If you work, the time slots in which you are developing a work activity cannot be used to increase your willpower, but the hours you invest in watching television or the free time you have, yes.
Detect well what are the hours in which you carry out unproductive activities since we will use that time to work on self-discipline.
4-Set yourself goals
Discipline does not work without goals, in the same way that cars do not start without an engine. Before starting to build it, we must set ourselves what objectives we want to achieve by doing so.
Use the previous exercise and visualize which hours of the day are best to start building self-esteem.
For example: Monday, Tuesday and Friday I have 4 hours in the afternoon that I never dedicate to any productive activity, I will use at least one hour each of those days to start building self-discipline.
Once you have done this, your self-discipline will no longer be a vague concept, you will have a day that you must begin to test yourself.
5-Specify your goals more
Once you have marked a few days to start testing yourself, you must further specify your goals. It is about taking your agenda, mark those days and those time bands that you have previously selected, and in each one write the activity that you will carry out.
Detail that activity as much as possible, so that when the key hour approaches you know what you are going to do.
Writing down "I will study" would be too vague a concept for your self-discipline. On the other hand, writing down "I will study topic 1 and 2 of subject x" will help you to mentalize yourself more than you will.

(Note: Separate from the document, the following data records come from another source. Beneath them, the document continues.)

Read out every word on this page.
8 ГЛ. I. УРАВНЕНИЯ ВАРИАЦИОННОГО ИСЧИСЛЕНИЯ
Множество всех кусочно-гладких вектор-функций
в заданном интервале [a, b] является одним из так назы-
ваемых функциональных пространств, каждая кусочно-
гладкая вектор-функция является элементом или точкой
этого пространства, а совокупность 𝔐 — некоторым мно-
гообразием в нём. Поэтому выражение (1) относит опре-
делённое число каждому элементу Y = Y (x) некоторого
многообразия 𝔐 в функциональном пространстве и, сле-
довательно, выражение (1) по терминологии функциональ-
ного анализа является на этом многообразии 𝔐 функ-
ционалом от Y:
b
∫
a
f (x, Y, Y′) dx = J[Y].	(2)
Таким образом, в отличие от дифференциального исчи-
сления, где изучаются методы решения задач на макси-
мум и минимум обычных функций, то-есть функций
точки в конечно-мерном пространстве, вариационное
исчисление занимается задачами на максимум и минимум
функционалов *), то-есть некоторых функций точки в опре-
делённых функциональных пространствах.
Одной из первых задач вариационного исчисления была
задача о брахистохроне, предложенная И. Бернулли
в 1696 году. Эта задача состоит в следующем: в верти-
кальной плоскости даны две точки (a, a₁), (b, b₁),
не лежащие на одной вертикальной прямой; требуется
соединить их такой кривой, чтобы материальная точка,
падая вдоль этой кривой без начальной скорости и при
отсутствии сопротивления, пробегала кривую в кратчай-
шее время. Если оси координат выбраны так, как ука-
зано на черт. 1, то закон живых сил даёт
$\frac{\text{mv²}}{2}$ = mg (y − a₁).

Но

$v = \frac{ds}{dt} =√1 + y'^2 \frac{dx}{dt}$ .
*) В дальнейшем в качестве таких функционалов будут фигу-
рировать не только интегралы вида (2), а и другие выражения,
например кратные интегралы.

The more specific the better, since your mentalization about what you will do will be higher and the chances that you will do it will be higher.
It is convenient that you start with specific and not very lasting objectives and activities. In this way, it will be easier for you to achieve the goal and you will ensure that your self-discipline has begun to build.
6-Recognize your barriers
As you achieve your "mini goals" it is important to identify your barriers and distractions.
How do you do this? Well, very easy, do an analysis on the stimuli that normally make your self-discipline fail.
References
- Self-discipline in ten days. By Theodore Bryant Human Behavior Specialist.
- Coll, C.; Palacios, J and Marchesi, A (Eds) (2001). Psychological Development and Education. 2. Psychology of School Education. Editorial Alliance.
- Pintrich, PR and Schunk, DH (2006). Motivation in educational contexts. Theory, research and applications. Madrid: Pearson. Prentice Hall.
- Sternberg, Robert, J; Wendy W. Williams. (2002). Educational Psychology. Boston Allyn and Bacon cop.